The Tylers - Struggling with their Credit Score - Going with an FHA Loan
The Tylers had some problems when Roger lost his job, and they went through their emergency fund. To keep up with their payments, they maxed out their credit cards, pushed off a few payments and watched their credit score drop. Once he found new work, he and his wife Sally started to rebuild their savings, pay down some debt, and put away some money for a down payment. They improved their credit score, but it is hovering around 620. When comparing their options, an FHA vs. conventional loan, on paper they could qualify for either one. Their DTI, credit score and down payment fit program requirements. However, even with the upfront mortgage insurance payments, the overall costs tipped in favor of the FHA loan. In the bottom line, when they started talking to lenders, the Tylers realized that they would not qualify for the conventional loan. They figured that even if the FHA mortgage insurance is for the life of the loan, they would most likely sell the home and move into something larger in the next ten years.
The Rodriguez - Substantial Down Payment - A Conventional Loan
The Rodriguez’s are great savers. They keep a strong savings account, top up their retirement accounts, and years ago started special savings account to buy a home. Betsy is an avid planner and uses a budgeting app to track her spending and cut her expenses. Brian got a nice bonus last year and put that money to pay down his remaining student debt. The Rodriguez’s have more than 20% down payment, and their credit score is over 740. The conventional loan option was a no-brainer. They easily qualified and did not have to pay any mortgage insurance.
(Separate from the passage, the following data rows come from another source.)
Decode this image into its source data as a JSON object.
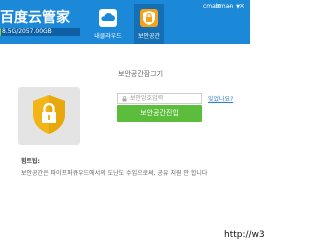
{
  "header": {
    "logo_text": "百度云管家",
    "storage_text": "8.5G/2057.00GB",
    "storage_fraction": 0.004,
    "tabs": [
      {
        "label": "내클라우드",
        "icon": "cloud-icon",
        "active": false
      },
      {
        "label": "보안공간",
        "icon": "security-space-icon",
        "active": true
      }
    ],
    "username": "cmairman",
    "window_buttons": [
      "menu-icon",
      "minimize-icon",
      "close-icon"
    ]
  },
  "security": {
    "title": "보안공간잠그기",
    "password_placeholder": "보안암호입력",
    "forgot_link": "잊었나요?",
    "enter_button": "보안공간진입",
    "tip_label": "힘트팁:",
    "tip_text": "보안공간은 파이프퍼큐우드에서의 도난도 수입으로써, 공유 지원 안 합니다"
  },
  "watermark": "http://w3",
  "colors": {
    "header_bg": "#1b88d8",
    "active_tab_bg": "#146fb5",
    "button_green": "#5bbd3b",
    "shield_gold": "#f2b516",
    "link_blue": "#2d7fd1"
  }
}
What about You? FHA or Conventional Loan
Is your case so cut and dry? if not, it is important to shop around. When comparing the offers keep these points in mind:
- The APR is based on keeping the loan for the entire 30-years. If you pay off the loan earlier, then your APR will change considerably.
- Make sure that you include all costs including mortgage insurance premiums. The FHA loan comes with a hefty upfront fee (UFMIP) of 1.75% of the loan.
- The conventional loan’s mortgage insurance will be canceled after 7, whereas the FHA loan requires payments for the entire length of the loan.
Don't forget to compare all the lender’s fees and costs when choosing between different mortgages.